# Blu-ray Picture Quality on LCD vs Rear Projection



## Chunky (Sep 15, 2006)

Hi, I'm not sure if this is the correct the forum for this but I was wondering if someone can help me out with a question..

In a local Costco, I have seen a Blu-ray demo of various Movies (Harry Potter, Spiderman 3, etc) on a pretty high-end Sony 1080p LCD with 120Hz Motion flow. The picture was AMAZING. It looked almost 3d...just like looking through a window. Anyway, I was wondering if this effect is only seen on the high end HDTV's or if all 1080p HDTV's will have similar picture quality effects. 

I currently have a 1080i rear projection and, although the picture is good (when comparing the same blu-ray titles), the 3d/through-the-window effect is just not there. 

BTW, I am viewing the the Blu-ray movies through my PS3 and have tried both component and HDMI inputs with the same results.


----------



## Earl Bonovich (Nov 15, 2005)

www.avsforum.com

Would be your best resource for that question


----------



## Chunky (Sep 15, 2006)

I should clarify the question as the following:

Is this effect seen only on high end 1080p LCD HDTV's, or can it be achieved with any 1080p LCD HDTV's. And are the reasons why I'm not seeing the effect because I have 1) 1080i and 2) rear projection?

Thanks again.



Chunky said:


> Hi, I'm not sure if this is the correct the forum for this but I was wondering if someone can help me out with a question..
> 
> In a local Costco, I have seen a Blu-ray demo of various Movies (Harry Potter, Spiderman 3, etc) on a pretty high-end Sony 1080p LCD with 120Hz Motion flow. The picture was AMAZING. It looked almost 3d...just like looking through a window. Anyway, I was wondering if this effect is only seen on the high end HDTV's or if all 1080p HDTV's will have similar picture quality effects.
> 
> ...


----------



## ccr1958 (Aug 29, 2007)

yes i get the 3D effect on my Sony Bravia KDS-60A3000 rear
projection....i was using a 62" toshiba DLP that did not display
1080P inputs as 1080P but only 1080i....on certain movies it is 
quite noticeable....last one being "fantastic 4 rise of the silver surfer"
i rented from netflix last week...i am also using a ps3 with the 2.3
firmware


----------



## ccr1958 (Aug 29, 2007)

sorry....had to hurry past the 666 post count...


----------



## ccr1958 (Aug 29, 2007)

ccr1958 said:


> sorry....had to hurry past the 666 post count...


there...thats better


----------



## Chunky (Sep 15, 2006)

Thanks for your reply. So, just to clarify, it sounds like the reason I'm not seeing the 3d effect is not because I'm using a rear projection but probably because I'm viewing the movies in 1080i....but then again, you are using a Bravia...I wonder if a less expensive 1080p HDTV will show the 3D effect.



ccr1958 said:


> yes i get the 3D effect on my Sony Bravia KDS-60A3000 rear
> projection....i was using a 62" toshiba DLP that did not display
> 1080P inputs as 1080P but only 1080i....on certain movies it is
> quite noticeable....last one being "fantastic 4 rise of the silver surfer"
> ...


----------



## pprather (Nov 12, 2006)

Chunky said:


> Thanks for your reply. So, just to clarify, it sounds like the reason I'm not seeing the 3d effect is not because I'm using a rear projection but probably because I'm viewing the movies in 1080i....but then again, you are using a Bravia...I wonder if a less expensive 1080p HDTV will show the 3D effect.

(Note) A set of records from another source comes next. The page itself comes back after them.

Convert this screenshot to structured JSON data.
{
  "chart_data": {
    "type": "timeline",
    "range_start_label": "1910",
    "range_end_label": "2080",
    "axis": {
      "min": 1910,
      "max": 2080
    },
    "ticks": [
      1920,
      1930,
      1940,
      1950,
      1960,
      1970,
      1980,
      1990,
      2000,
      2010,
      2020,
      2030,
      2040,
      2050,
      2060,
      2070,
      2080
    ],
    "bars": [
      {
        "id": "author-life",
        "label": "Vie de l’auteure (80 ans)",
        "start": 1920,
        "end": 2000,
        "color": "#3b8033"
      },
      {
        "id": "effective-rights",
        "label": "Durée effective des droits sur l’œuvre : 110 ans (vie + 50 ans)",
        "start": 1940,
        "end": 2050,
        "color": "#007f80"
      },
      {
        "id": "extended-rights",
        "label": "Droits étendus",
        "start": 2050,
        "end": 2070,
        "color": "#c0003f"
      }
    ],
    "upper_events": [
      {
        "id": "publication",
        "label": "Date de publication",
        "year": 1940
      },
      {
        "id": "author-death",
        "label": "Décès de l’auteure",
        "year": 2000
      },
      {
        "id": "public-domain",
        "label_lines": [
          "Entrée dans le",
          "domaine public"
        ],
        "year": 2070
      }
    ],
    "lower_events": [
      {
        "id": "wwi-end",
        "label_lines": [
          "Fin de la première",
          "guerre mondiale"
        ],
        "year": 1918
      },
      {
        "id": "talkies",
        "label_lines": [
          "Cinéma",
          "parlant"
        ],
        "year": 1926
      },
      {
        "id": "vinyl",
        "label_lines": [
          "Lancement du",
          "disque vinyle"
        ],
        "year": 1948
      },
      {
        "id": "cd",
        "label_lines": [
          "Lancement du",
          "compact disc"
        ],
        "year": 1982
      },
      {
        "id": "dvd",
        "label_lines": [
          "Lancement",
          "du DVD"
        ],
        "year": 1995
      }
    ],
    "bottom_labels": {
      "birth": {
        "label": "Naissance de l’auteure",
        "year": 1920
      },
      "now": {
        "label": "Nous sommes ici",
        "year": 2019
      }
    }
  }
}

Actually the 3D effect your referring to is most likely caused by additional processing that is being added as well the 120 hz processing. When manufacturers added the 120 hz they added additional processing to give a more 3D effect to the picture. Many of these tvs allow you to turn this function off since not everyone enjoys the additional processing.


----------



## CCarncross (Jul 19, 2005)

Chunky said:


> Thanks for your reply. So, just to clarify, it sounds like the reason I'm not seeing the 3d effect is not because I'm using a rear projection but probably because I'm viewing the movies in 1080i....but then again, you are using a Bravia...I wonder if a less expensive 1080p HDTV will show the 3D effect.


Better rated tvs are going to have a better picture, thats why they are higher rated, and many times are more expensive.

Do a little shopping and see if any of the less expensive models suit your needs. I too use a Sony KDS-60A3000 set, rear projection 1080p 120Hz playing BD through a PS3 and they look almost too real at times as well.

See i f any of the info here helps you do some comparisons.

http://reviews.cnet.com/best-hdtvs-overall/

You'll notice that the above tv is the second best rated overall, so its quite a good tv.

My parents have the XBR4 model next down on that list, and its another step above the A3000, but of course it costs literally 50% more when you factor in screen size....


----------